Why Trump can win with easy


Many assume Donald J. Trump can not win the US presidential election this November
because he is widely viewed as weird for someone aspiring to lead the free world. But often lost in the debate is that America is not new to radical politicians who have found their way to the White House.
With the exception of George H. W. Bush in 1988, all the candidates who have assumed the presidency—from 1980 to date—exhibited a good measure of unorthodox tendencies. Simply put, Ronald Reagan, Bill Clinton, George W. Bush, and Barrack Obama did not win because of mere experience, moral purity, pristine backgrounds or political correctness. They won because of a combination of charisma and how they were able to tap into the pop culture to greater advantage.

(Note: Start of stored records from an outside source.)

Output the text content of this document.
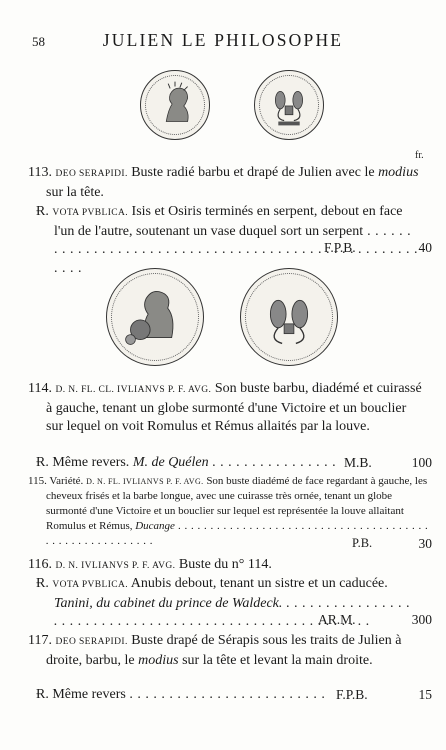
58	JULIEN LE PHILOSOPHE
fr.
113. DEO SERAPIDI. Buste radié barbu et drapé de Julien avec le modius sur la tête.
Ɍ. VOTA PVBLICA. Isis et Osiris terminés en serpent, debout en face l'un de l'autre, soutenant un vase duquel sort un serpent . . .
F.P.B.	40
114. D. N. FL. CL. IVLIANVS P. F. AVG. Son buste barbu, diadémé et cuirassé à gauche, tenant un globe surmonté d'une Victoire et un bouclier sur lequel on voit Romulus et Rémus allaités par la louve.
Ɍ. Même revers. M. de Quélen . . .	M.B.	100
115. Variété. D. N. FL. IVLIANVS P. F. AVG. Son buste diadémé de face regardant à gauche, les cheveux frisés et la barbe longue, avec une cuirasse très ornée, tenant un globe surmonté d'une Victoire et un bouclier sur lequel est représentée la louve allaitant Romulus et Rémus, Ducange . . .
P.B.	30
116. D. N. IVLIANVS P. F. AVG. Buste du n° 114.
Ɍ. VOTA PVBLICA. Anubis debout, tenant un sistre et un caducée. Tanini, du cabinet du prince de Waldeck. . . .
AR.M.	300
117. DEO SERAPIDI. Buste drapé de Sérapis sous les traits de Julien à droite, barbu, le modius sur la tête et levant la main droite.
Ɍ. Même revers . . .	F.P.B.	15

Reagan, for instance, was a womanizing movie star, who became the only US President to have been divorced. Dismissed in 1980 as a wacky warmonger, Reagan ended capturing the mantle from a man of urbane character in President Jimmy Carter. That was a similar story with Bill Clinton who prevailed despite a background that evinces weed-smoking, philandering, and draft-dodging. By the time he shocked the political culture by playing the saxophone at Arsenio Hall show in 1992, Clinton was viewed so unpresidential that his opponent, an incumbent President George H. W. Bush, had to dub the democratic nominee a “bozo”. A bozo means a stupid person, a clown, buffoon, nincompoop—the type of nouns commonly equated to Donald Trump today.